MIDDLEBURY — LandWorks, a landscape architecture, planning and design practice that until recently was headquartered in the Marble Works in Middlebury, received two of the 11 Vermont Public Places Awards Program honors celebrated at a June 8 ceremony.

The program is sponsored by the Vermont Chapters of the American Society of Landscape Architects and American Institute of Architects, as well as the Vermont Planners Association and the Vermont Urban and Community Forestry Program.
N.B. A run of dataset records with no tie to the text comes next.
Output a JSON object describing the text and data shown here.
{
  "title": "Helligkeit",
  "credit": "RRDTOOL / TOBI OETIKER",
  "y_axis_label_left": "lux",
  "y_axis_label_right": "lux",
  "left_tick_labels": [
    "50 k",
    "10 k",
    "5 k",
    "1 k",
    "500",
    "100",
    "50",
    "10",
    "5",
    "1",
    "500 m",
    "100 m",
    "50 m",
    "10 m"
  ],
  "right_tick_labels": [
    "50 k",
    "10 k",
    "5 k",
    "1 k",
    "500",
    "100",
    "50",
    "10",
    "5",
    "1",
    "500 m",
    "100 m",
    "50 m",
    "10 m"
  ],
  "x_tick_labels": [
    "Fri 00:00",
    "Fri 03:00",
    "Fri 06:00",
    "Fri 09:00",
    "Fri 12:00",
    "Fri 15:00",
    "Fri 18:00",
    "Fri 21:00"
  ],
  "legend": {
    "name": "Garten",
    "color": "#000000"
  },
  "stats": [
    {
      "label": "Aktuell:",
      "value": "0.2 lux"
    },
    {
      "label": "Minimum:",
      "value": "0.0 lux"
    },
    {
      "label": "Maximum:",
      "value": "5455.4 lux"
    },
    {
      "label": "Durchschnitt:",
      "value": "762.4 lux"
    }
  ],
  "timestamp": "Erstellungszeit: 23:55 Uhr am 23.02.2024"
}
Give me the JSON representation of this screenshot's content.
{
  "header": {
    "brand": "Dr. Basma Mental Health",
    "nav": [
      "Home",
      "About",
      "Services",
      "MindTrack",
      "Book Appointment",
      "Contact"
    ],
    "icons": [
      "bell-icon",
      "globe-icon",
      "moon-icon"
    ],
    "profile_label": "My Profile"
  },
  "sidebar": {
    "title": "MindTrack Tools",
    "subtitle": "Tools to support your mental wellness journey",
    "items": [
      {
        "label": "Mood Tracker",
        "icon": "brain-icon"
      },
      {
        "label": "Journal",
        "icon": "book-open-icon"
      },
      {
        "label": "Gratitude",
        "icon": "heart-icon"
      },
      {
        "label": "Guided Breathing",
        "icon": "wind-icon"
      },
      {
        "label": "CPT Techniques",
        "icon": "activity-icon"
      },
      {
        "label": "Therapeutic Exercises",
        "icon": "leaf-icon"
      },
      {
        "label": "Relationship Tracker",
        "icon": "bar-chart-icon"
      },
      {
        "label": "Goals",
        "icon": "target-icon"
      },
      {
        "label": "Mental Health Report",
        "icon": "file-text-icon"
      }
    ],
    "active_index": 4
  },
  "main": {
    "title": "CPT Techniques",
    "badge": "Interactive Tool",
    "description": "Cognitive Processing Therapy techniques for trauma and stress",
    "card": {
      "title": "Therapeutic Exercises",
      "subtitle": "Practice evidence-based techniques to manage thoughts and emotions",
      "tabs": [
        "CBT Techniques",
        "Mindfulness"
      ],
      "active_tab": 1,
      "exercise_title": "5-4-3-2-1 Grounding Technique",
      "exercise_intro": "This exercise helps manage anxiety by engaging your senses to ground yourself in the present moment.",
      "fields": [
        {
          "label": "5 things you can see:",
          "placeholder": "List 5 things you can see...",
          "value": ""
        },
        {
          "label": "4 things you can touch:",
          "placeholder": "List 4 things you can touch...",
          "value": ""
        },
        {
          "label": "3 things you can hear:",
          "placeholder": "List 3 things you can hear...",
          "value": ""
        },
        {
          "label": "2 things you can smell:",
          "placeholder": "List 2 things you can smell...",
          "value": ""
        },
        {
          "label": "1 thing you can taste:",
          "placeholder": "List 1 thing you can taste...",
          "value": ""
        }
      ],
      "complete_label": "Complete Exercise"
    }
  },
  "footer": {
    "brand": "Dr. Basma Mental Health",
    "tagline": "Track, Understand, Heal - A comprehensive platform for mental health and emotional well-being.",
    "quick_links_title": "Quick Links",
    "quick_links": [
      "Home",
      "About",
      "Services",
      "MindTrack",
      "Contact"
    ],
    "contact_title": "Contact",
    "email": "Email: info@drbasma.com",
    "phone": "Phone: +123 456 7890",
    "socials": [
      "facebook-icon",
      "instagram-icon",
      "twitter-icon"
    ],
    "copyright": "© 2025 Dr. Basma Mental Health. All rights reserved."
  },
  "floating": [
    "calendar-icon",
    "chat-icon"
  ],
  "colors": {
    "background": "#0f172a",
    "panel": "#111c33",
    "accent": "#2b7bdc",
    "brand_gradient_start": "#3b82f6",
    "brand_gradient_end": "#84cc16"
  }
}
LandWorks, which is now in Panton, received an Honor Award for their “New Vision for Alburgh Dunes State Park,” and a Merit Award for the recently completed City Center Park in South Burlington. The Alburgh Dunes Project was a complete re-visioning of the popular state park situated along the three-quarter-mile-long sand beach on Lake Champlain in Alburgh. Working collaboratively with Vermont Department Forests Parks and Recreation officials, the design team addressed a number of user issues and created specific responses to environmental challenges, as well as the need for a better parking and circulation system, and the desire to have more amenities. Leading a team that included MacClay Architects and Engineering Ventures, LandWorks oversaw the creation of a new natural playground, stone seating walls that double as flood control, porous paving parking lots, new signage and kiosks, and a new park building with seasonal restrooms and staff facilities.

The firm received its second award, a Merit award, for City Center Park in the heart of South Burlington’s new downtown. Together with collaborating consulting engineers from Engineering Ventures, the design team took on a challenging landscape to create a low impact, natural park design to serve all of the city’s population. The site is considered a floodplain forest and is bordered by neighborhoods and a tributary of Potash Brook, which has become a focal point for the site. The result is a unique design, using onsite and local Vermont materials and sustainable principles, to implement meandering paths, native plantings, natural play areas and quiet landscapes in the midst of Vermont’s only true urban region.

LandWorks engaged elementary school students from the nearby school to help in the design process. The end result is a park with one-of-a-kind natural play structures as well as contemplative spaces that provide recreation and respite from city life for everyone.